Politika için, konjonktürün mevcut yapısını hesaba katmaksızın ve içinde bulunduğu alanın kuramsal incelemesini yapmaksızın an’ın ihtiyaçlarına cevap olamayacağını belirtmiştik. Lakin bu politikanın her esen rüzgara boca edilmesi demek değildir. Ki konjonktürün en son kertede sosyo-ekonomik yapının tezahürü olduğu akıldan çıkarılmamalıdır. Böyle olmakla beraber politika, konjonktür içinde bulunan an’ın karmaşık bir verisini sunar ve nesnesinin üzerinde görünmez bir perde örtülüdür. Bu perde ancak doğru bir yöntemle kaldırıldığında politikanın nesnesi aleni olarak görülebilir. Diğer taraftan konjonktürün içinden stratejik plana açılacak kanal çıkarılmalıdır. Basitten karmaşığa, parçadan bütüne adımlamak ve bunun için koşulları da doğru analiz etmek gerekir. Stalin’in dediği üzere, “Bolşevik politika sanatı asla, zaman ve mekan koşullarını göz önüne almaksızın, tüm cephelerden tüm toplarla rastgele ateş etmekten ibaret değildir. Bolşevik politika sanatı, zaman ve mekanı beceriyle seçmek ve ateşi, en büyük sonuçlara en hızlı ulaşabilecek cephede yoğunlaştırmak için tüm koşulları değerlendirmektedir.” (Stalin, Eserler, Cilt 11, s.53)
Sonuç olarak, kitleleri mücadelenin öznesi konumuna getirmek öncünün politikalarından geçmektedir. Kuşkusuz bahsettiğimiz Bolşevik/ Maoist bir politikadır. Böyle bir politika rengini MLM ideolojiden almalı ama onu pratik sahada oluşturacak konjonktürel durumu da gözardı etmemelidir.
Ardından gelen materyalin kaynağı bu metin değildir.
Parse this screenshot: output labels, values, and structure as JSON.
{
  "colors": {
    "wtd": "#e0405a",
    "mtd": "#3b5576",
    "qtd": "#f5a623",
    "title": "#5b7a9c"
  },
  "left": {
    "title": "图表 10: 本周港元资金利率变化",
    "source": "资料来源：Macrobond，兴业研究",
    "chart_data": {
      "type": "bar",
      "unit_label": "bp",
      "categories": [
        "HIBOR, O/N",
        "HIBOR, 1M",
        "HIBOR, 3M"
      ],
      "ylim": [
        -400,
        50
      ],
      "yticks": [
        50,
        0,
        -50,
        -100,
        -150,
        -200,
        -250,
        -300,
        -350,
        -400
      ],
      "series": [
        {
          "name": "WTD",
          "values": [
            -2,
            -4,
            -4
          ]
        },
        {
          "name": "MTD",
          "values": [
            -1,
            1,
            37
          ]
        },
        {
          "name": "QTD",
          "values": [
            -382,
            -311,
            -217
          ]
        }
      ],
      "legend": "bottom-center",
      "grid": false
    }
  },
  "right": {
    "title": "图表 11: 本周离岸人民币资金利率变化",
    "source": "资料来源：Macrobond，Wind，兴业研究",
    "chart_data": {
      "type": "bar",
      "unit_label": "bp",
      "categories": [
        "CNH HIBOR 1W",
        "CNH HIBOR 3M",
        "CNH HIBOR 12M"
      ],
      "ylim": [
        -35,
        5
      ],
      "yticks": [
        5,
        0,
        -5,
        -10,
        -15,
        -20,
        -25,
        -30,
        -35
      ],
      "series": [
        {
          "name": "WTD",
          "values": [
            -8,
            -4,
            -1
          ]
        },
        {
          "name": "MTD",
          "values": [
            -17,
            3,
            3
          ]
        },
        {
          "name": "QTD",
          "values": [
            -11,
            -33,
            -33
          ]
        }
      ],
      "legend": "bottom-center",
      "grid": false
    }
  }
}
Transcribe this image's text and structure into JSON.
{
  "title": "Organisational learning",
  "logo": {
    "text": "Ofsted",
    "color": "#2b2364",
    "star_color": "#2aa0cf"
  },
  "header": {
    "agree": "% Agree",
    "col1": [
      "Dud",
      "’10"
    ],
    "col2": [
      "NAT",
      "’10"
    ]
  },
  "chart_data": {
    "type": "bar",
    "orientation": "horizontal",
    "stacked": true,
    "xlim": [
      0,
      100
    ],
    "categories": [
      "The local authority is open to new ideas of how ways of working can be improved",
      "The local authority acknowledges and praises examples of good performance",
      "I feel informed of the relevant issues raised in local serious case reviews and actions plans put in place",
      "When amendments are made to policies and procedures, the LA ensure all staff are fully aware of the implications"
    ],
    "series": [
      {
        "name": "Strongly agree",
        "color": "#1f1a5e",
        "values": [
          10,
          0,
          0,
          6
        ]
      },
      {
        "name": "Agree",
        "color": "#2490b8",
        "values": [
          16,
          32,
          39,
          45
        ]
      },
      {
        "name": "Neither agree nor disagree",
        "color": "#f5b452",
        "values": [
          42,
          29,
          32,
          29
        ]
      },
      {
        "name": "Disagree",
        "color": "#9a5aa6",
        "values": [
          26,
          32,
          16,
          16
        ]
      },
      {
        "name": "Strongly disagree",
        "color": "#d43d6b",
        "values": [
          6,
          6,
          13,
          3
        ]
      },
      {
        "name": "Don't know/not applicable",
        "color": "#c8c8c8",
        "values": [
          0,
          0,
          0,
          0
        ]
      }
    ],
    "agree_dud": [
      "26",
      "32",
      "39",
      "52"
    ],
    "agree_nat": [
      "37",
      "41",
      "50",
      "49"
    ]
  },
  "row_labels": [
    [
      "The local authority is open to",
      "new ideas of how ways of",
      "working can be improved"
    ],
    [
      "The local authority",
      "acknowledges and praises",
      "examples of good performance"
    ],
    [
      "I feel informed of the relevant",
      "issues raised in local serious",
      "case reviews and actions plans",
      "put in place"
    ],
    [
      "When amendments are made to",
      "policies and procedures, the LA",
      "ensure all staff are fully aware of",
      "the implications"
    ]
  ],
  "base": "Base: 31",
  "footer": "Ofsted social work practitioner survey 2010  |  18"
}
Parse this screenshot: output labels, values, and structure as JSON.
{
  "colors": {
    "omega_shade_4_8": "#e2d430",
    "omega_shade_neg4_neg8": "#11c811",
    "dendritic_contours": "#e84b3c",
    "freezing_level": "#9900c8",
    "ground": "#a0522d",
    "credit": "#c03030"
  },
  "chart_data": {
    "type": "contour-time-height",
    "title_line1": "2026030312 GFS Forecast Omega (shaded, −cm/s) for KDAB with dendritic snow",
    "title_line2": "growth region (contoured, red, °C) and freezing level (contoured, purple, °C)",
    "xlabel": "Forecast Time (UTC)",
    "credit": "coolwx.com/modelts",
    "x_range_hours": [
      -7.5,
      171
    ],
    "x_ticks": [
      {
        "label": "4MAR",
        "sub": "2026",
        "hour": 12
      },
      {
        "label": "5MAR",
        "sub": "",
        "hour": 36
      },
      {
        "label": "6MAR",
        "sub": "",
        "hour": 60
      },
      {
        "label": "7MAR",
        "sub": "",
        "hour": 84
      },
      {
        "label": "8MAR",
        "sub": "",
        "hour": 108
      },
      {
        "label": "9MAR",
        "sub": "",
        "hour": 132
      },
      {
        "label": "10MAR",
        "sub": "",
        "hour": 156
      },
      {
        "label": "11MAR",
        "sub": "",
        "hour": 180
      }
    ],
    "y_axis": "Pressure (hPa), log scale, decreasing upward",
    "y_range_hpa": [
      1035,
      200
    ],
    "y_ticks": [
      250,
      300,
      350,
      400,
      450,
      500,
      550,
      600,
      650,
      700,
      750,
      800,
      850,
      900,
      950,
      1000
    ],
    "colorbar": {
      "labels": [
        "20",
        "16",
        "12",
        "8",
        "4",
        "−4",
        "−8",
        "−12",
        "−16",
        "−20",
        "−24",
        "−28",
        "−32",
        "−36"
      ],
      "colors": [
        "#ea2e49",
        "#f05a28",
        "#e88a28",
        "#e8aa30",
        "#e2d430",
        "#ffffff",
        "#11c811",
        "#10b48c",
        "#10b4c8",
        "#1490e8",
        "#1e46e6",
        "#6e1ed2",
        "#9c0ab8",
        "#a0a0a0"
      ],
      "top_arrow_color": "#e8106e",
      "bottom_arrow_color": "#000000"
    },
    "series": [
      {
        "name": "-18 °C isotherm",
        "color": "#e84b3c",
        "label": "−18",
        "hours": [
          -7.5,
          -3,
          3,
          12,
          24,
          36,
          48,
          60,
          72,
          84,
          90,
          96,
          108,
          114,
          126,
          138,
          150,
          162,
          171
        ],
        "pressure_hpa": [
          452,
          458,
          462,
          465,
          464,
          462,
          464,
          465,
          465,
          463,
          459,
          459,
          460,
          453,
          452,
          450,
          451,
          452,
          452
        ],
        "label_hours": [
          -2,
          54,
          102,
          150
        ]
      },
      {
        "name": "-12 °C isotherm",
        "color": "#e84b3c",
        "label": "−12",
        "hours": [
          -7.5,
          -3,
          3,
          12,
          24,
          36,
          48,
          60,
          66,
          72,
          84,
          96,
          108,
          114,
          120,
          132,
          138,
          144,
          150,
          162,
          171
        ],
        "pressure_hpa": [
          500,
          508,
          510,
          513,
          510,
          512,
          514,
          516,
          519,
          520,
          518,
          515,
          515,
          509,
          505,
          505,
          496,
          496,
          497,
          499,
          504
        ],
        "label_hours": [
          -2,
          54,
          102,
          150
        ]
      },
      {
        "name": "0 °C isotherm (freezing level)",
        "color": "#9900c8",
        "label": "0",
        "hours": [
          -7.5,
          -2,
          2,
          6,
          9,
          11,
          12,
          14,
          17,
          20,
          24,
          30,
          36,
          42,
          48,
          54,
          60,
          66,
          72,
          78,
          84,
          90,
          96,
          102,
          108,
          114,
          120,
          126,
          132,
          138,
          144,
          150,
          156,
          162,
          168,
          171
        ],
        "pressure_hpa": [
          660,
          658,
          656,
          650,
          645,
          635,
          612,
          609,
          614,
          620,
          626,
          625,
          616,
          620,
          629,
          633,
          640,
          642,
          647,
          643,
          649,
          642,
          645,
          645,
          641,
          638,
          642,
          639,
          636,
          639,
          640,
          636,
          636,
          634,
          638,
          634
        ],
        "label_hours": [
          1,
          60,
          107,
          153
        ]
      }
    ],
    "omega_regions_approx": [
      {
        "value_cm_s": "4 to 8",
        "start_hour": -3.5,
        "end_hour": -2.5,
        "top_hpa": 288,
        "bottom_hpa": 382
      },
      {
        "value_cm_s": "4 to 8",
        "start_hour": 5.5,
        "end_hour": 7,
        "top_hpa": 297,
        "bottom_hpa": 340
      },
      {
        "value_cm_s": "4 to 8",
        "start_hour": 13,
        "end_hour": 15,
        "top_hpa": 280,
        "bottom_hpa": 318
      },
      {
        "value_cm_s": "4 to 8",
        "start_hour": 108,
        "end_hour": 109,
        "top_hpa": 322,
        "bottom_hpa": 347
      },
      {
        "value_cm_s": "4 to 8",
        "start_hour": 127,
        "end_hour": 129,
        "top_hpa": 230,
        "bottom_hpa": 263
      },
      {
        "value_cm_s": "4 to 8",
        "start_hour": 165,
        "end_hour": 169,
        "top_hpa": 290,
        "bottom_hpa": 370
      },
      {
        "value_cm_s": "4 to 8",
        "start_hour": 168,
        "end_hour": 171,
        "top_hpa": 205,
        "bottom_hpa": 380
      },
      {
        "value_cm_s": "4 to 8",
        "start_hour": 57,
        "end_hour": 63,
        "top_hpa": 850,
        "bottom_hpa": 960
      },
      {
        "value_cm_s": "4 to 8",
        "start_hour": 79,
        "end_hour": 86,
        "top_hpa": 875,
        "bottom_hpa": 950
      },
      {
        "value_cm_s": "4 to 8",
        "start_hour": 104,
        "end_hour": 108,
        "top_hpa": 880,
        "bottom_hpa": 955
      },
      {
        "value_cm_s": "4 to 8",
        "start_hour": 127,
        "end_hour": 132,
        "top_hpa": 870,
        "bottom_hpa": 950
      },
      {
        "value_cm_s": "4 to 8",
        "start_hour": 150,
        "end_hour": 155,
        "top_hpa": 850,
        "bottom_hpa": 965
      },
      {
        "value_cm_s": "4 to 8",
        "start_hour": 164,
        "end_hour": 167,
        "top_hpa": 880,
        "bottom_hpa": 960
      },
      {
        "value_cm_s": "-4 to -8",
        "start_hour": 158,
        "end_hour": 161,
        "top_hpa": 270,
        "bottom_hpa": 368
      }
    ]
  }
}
Öte yandan politikanın çeşitli ayakları olduğu hesaba katılmalıdır. Pratik açıdan bu, politikanın müdahil olmasının çeşitliliğidir. Bununla birlikte geçmişten bu yana bilinen yöntemlerin yanında yeni/ zengin araç ve metotlarların da geliştirilmesi elzemdir. Herhangi bir teknik araç dahi politikayı çok daha geniş bir alana uygulanabilir kılacaktır. Politikamızı Bolşevik/Maoist tarzda geliştirmeliyiz, Başkan Mao’nun; “yaptığımız çalışma ne olursa olsun, biz komünistlerin uygulaması gereken iki yöntem vardır. Biri, geneli özelle; öbürü, önderliği kitlelerle birleştirmektir” (a.g.e s.123) öğüdünü politikamızı oluştururken de kullanmasını bilmeliyiz. Ve Bolşevik/Maoist politikayı pratikleştirmeliyiz.